Nearly every European country had its own nomenclature for this movement, beginning with England and its “Arts and Crafts” movement. William Morris and John Ruskin posited theories based on an artistic renewal, advocating a return to forms found in nature. Ruskin’s call for a revival of handicrafts in harmony with nature was taken up by his student William Morris, who eventually became the head of the Arts and Crafts movement. However the beginning of this movement was a reaction to what Ruskin saw at the first Universal Exhibition that took place in London, in 1871. The building made for the occasion, built entirely of glass, was called the Crystal Palace. The exhibition sought to show the prowess of the technical and mechanical industries, thus many of the objects were machine made, a relatively recent phenomenon. Ruskin found these examples so unattractive and poorly executed that he promoted a return to handcrafted production based not on mechanical forms but on forms found in nature. His utopic point of view was the beginning of the Art Nouveau movement.

The first Art Nouveau building in Europe was the Hôtel Tassel, built in Brussels by the architect/decorator Victor Horta in 1893. This private home was a radical departure from accepted architectural aesthetics. Floral forms were used everywhere; in the mosaics, frescoes and stained glass, even in structural elements such the ironwork staircase. Victor Horta also designed the furniture to harmonize with the rhythm of the walls and architecture. With the Hôtel Tassel, Horta gave birth to “gesamtkunstwerk” in Art Nouveau, a German term for “a complete work of art.” Horta did everything from selecting the sight location and designing the external architectural façade, to the smallest details such as door handles and light switches. Henry Van de Velde, a Flemish painter, architect and interior designer, expanded on Horta’s efforts, it was his work which was first described as “Art Nouveau” by critics.

According to Cybele Gontar at the department of European Sculpture and Decorative Arts at the Metropolitan Museum of Art the term art nouveau first appeared in the Belgian Jounrnal L’Art Moderne in the 1880’s to describe the work of Les Vingt, an artistic community of twenty painters and sculptors seeking reform through art. Additionally, the name Art Nouveau as a descriptor for the new movement in general was popularized by art dealer Samuel Bing and his Parisian gallery Maison de l’Art Nouveau which opened in 1896 and gained international fame at the 1900 Exposition Universelle. Bing’s gallery was at the forefront of the Art Nouveau movement in Paris. His store was the first to show Gaillard’s furniture, Tiffany’s ceramics and Colonna’s work. The artists and style sold by Bing became the quintessential expression of the movement, just as the name became the overarching term used to describe the disparate movements as they manifested internationally.

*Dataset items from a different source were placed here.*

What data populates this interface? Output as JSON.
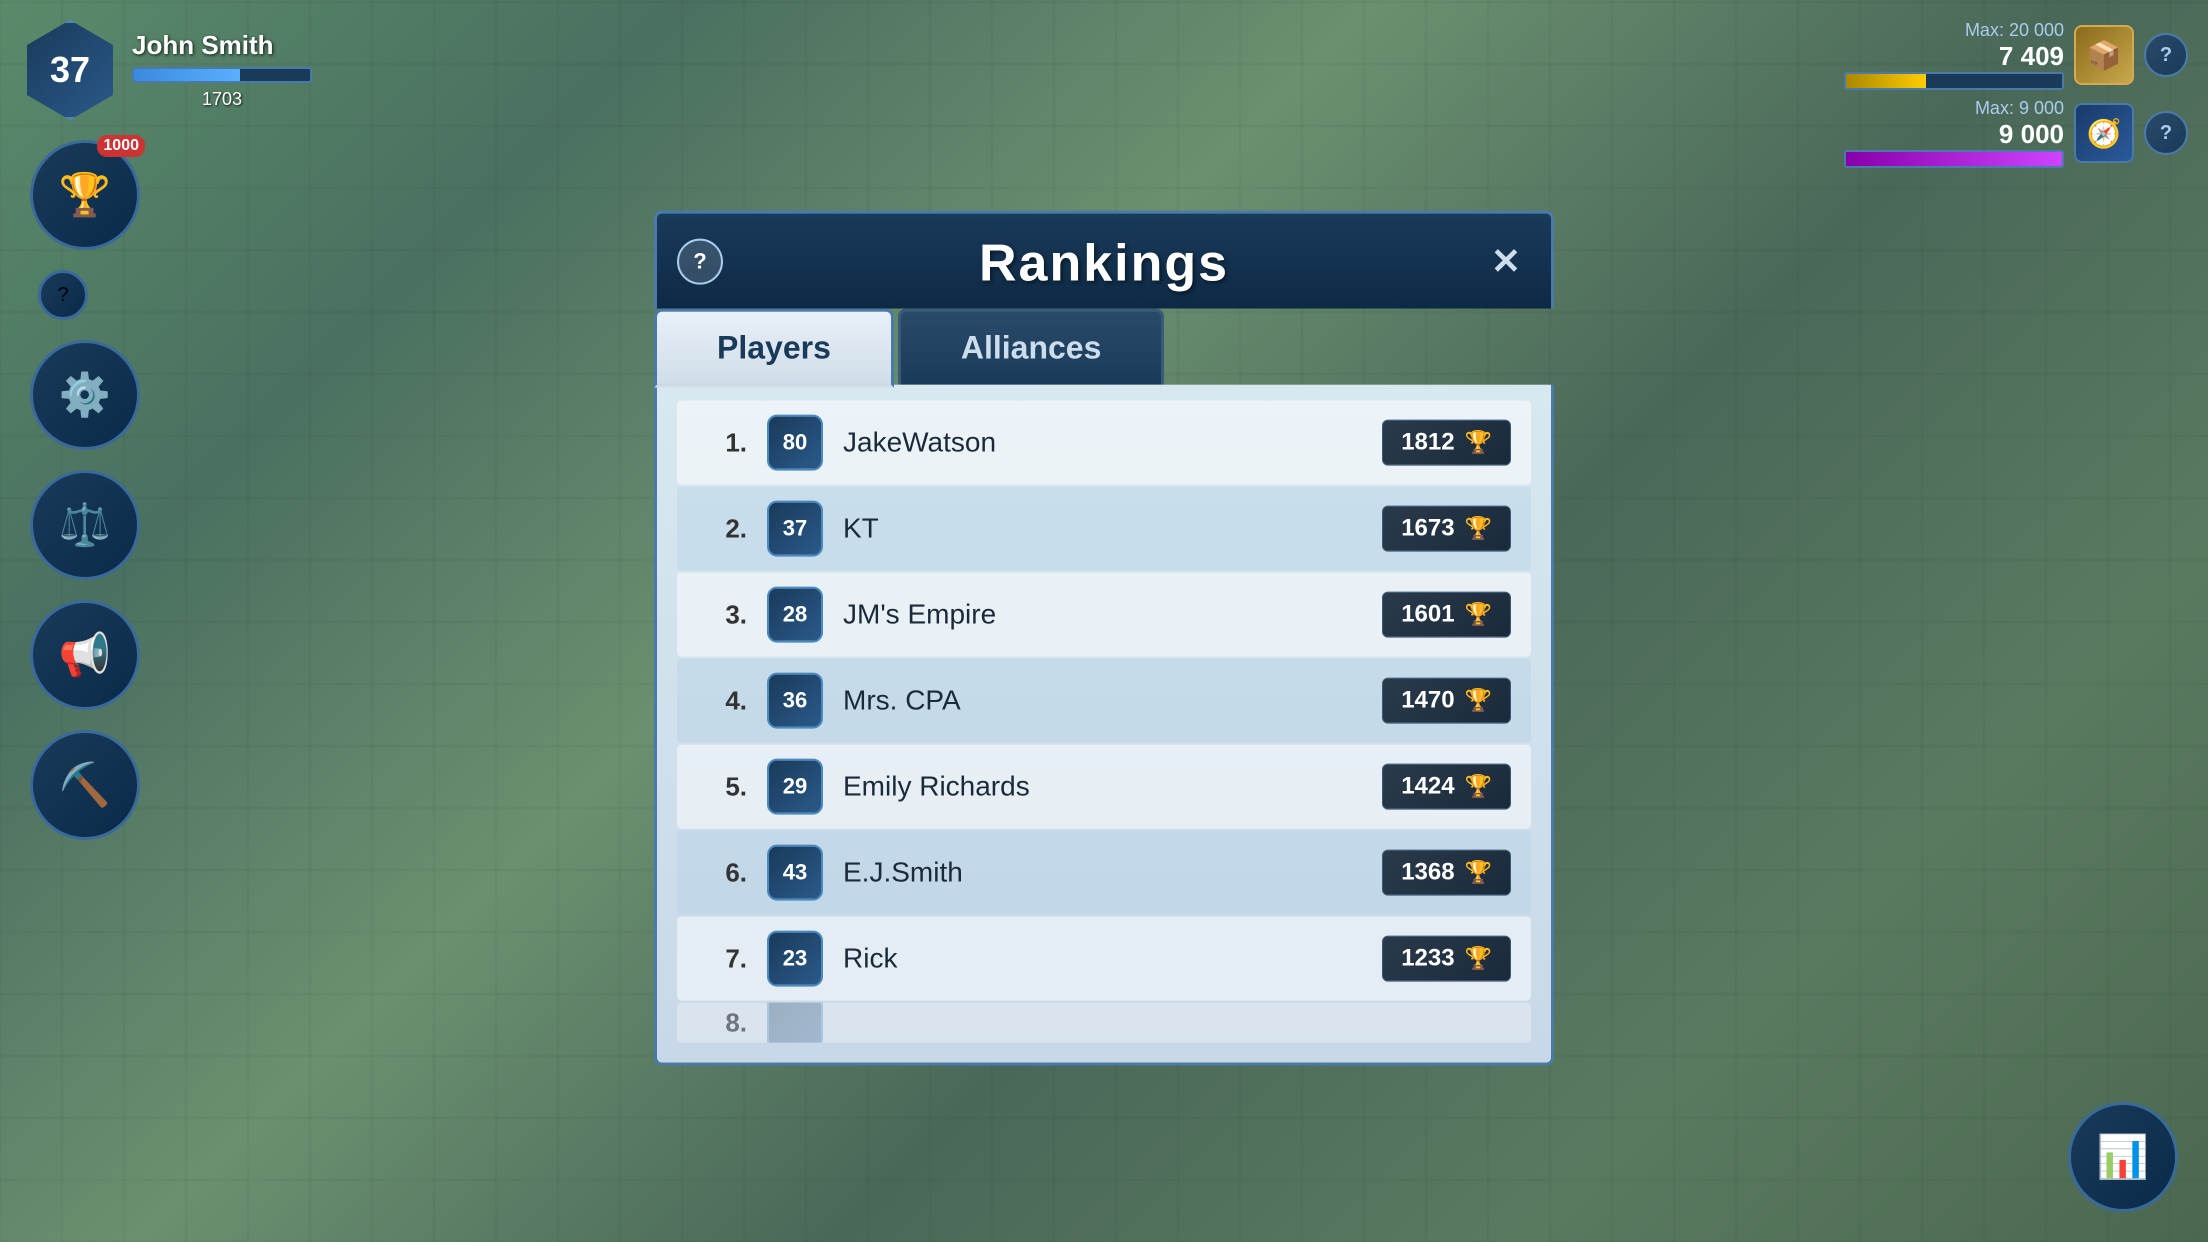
{
  "background": {
    "color": "#4a7a5a"
  },
  "hud": {
    "player": {
      "name": "John Smith",
      "level": "37",
      "xp": "1703",
      "xp_pct": 60
    },
    "resources": {
      "gold_max": "Max: 20 000",
      "gold_current": "7 409",
      "gold_pct": 37,
      "second_max": "Max: 9 000",
      "second_current": "9 000",
      "second_pct": 100
    },
    "sidebar": {
      "trophy_badge": "1000",
      "icons": [
        "trophy",
        "gear",
        "scales",
        "megaphone",
        "tools"
      ]
    }
  },
  "modal": {
    "title": "Rankings",
    "help_label": "?",
    "close_label": "✕",
    "tabs": [
      {
        "label": "Players",
        "active": true
      },
      {
        "label": "Alliances",
        "active": false
      }
    ],
    "rankings": [
      {
        "rank": "1.",
        "level": "80",
        "name": "JakeWatson",
        "score": "1812"
      },
      {
        "rank": "2.",
        "level": "37",
        "name": "KT",
        "score": "1673"
      },
      {
        "rank": "3.",
        "level": "28",
        "name": "JM's Empire",
        "score": "1601"
      },
      {
        "rank": "4.",
        "level": "36",
        "name": "Mrs. CPA",
        "score": "1470"
      },
      {
        "rank": "5.",
        "level": "29",
        "name": "Emily Richards",
        "score": "1424"
      },
      {
        "rank": "6.",
        "level": "43",
        "name": "E.J.Smith",
        "score": "1368"
      },
      {
        "rank": "7.",
        "level": "23",
        "name": "Rick",
        "score": "1233"
      }
    ],
    "partial_rank": "8."
  }
}
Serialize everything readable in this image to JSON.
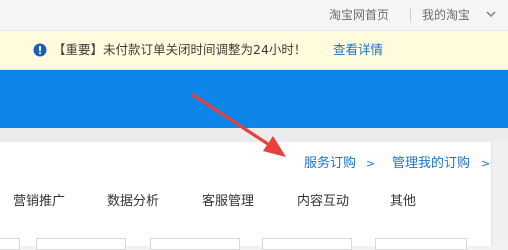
{
  "top_bar": {
    "home_link": "淘宝网首页",
    "my_taobao": "我的淘宝"
  },
  "notice": {
    "text": "【重要】未付款订单关闭时间调整为24小时！",
    "link": "查看详情"
  },
  "service": {
    "order_link": "服务订购",
    "manage_link": "管理我的订购",
    "arrow_symbol": ">"
  },
  "nav": {
    "items": [
      {
        "label": "营销推广"
      },
      {
        "label": "数据分析"
      },
      {
        "label": "客服管理"
      },
      {
        "label": "内容互动"
      },
      {
        "label": "其他"
      }
    ]
  },
  "colors": {
    "banner": "#0c85e8",
    "link": "#1a73c9",
    "notice_bg": "#fffbdc",
    "annotation_arrow": "#e8403a"
  }
}
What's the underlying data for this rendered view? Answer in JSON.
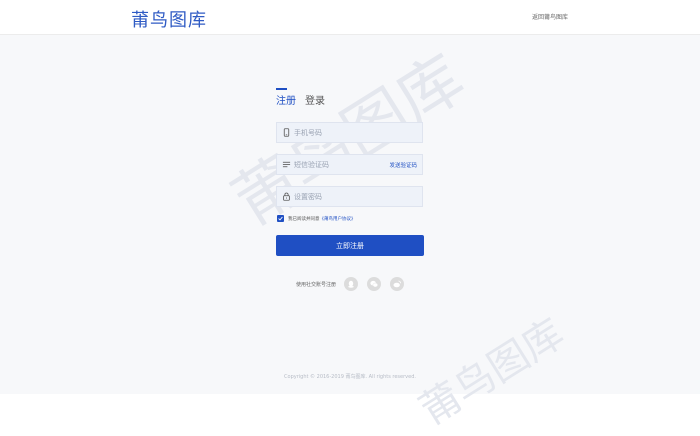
{
  "header": {
    "logo": "莆鸟图库",
    "back_home": "返回莆鸟图库"
  },
  "watermark": "莆鸟图库",
  "tabs": [
    {
      "label": "注册",
      "active": true
    },
    {
      "label": "登录",
      "active": false
    }
  ],
  "form": {
    "phone_placeholder": "手机号码",
    "code_placeholder": "短信验证码",
    "send_code": "发送验证码",
    "password_placeholder": "设置密码",
    "agree_checked": true,
    "agree_text": "我已阅读并同意",
    "agreement_link": "《莆鸟用户协议》",
    "submit": "立即注册"
  },
  "social": {
    "label": "使用社交账号注册",
    "providers": [
      "qq-icon",
      "wechat-icon",
      "weibo-icon"
    ]
  },
  "footer": "Copyright © 2016-2019 莆鸟图库. All rights reserved.",
  "colors": {
    "accent": "#1f4fc3",
    "input_bg": "#eef2f9"
  }
}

Despite the outsized influence of Bing and his Paris gallery, Art Nouveau is most commonly tied to the small city of Nancy in north-eastern France. Nancy was home to the largest concentration of artists and designers producing Art Nouveau works. French artists flocked to this city on the new border of the Alsace-Lorraine, where they developed a mythic pride in French regionalism. The area’s artists, among them Émile Gallé, Daum Frères, Victor Prouvé, Jacques Gruber, and Louis Majorelle, created the Ecole de Nancy to promote cohesion among practioners of the new movement. Their primary purpose was to glorify the Lorraine, its many industries and its artisanal tradition in furniture, ceramics, glass and metal. The Ecole de Nancy was meant to be a collaboration of arts, architects, furniture and decorative arts, without the classical hierarchy of the Fine Arts promoted by the Paris Salons and establishment.
Fauna and flora were the main sources of artistic inspiration in Art Nouveau. For example, the extremely refined “Japonism" cabinet of Emile Gallé is remarkable for more than the ombelle flowers that appear as ornament on the crown. The ombelle also constitute shelves, drawn from nature and gently made of carved and molded wood. The front of the cabinet has a remarkable marquetry scene composed of different woods, representing a small bird perched on a tree in bloom at the edge of the water. Louis Majorelle tables are often in a sleeker style then those of his contemporary Emile Gallé. Majorelle’s furniture is not dominated by nature, the designs conform to the tenets of classical furniture, lending his pieces a more masculine aesthetic. Majorelle also collaborated with fellow Ecole de Nancy members Daum on lighting and glass work. Majorelle designed the pieces and fabricated the metal, Daum created the glass necessary to create extraordinary pieces like the Magnolia lamp.

Even more so than furniture, members of the Ecole de Nancy were noted for their glass objects. Art Glass produced by Daum Frères and Emile Gallé consisted of layers glass which were acid etched or engraved to create an effect called “cameo.” Designs were often executed in the soft pastel palette common in Art Nouveau. The signature of the nancéens glass is very often inlaid in glass rather than stamped under the piece, most signatures also bear a mark indicating origin in Nancy, in keeping with the regional pride common among artist. Another technique of Art Nouveau glass makers was termed pate-de-verre. A paste was made from glass and placed in a mold before firing. An advantage of this technique was the ability to place specific colors of glass more exactly, resulting in highly decorated and colorful finished pieces.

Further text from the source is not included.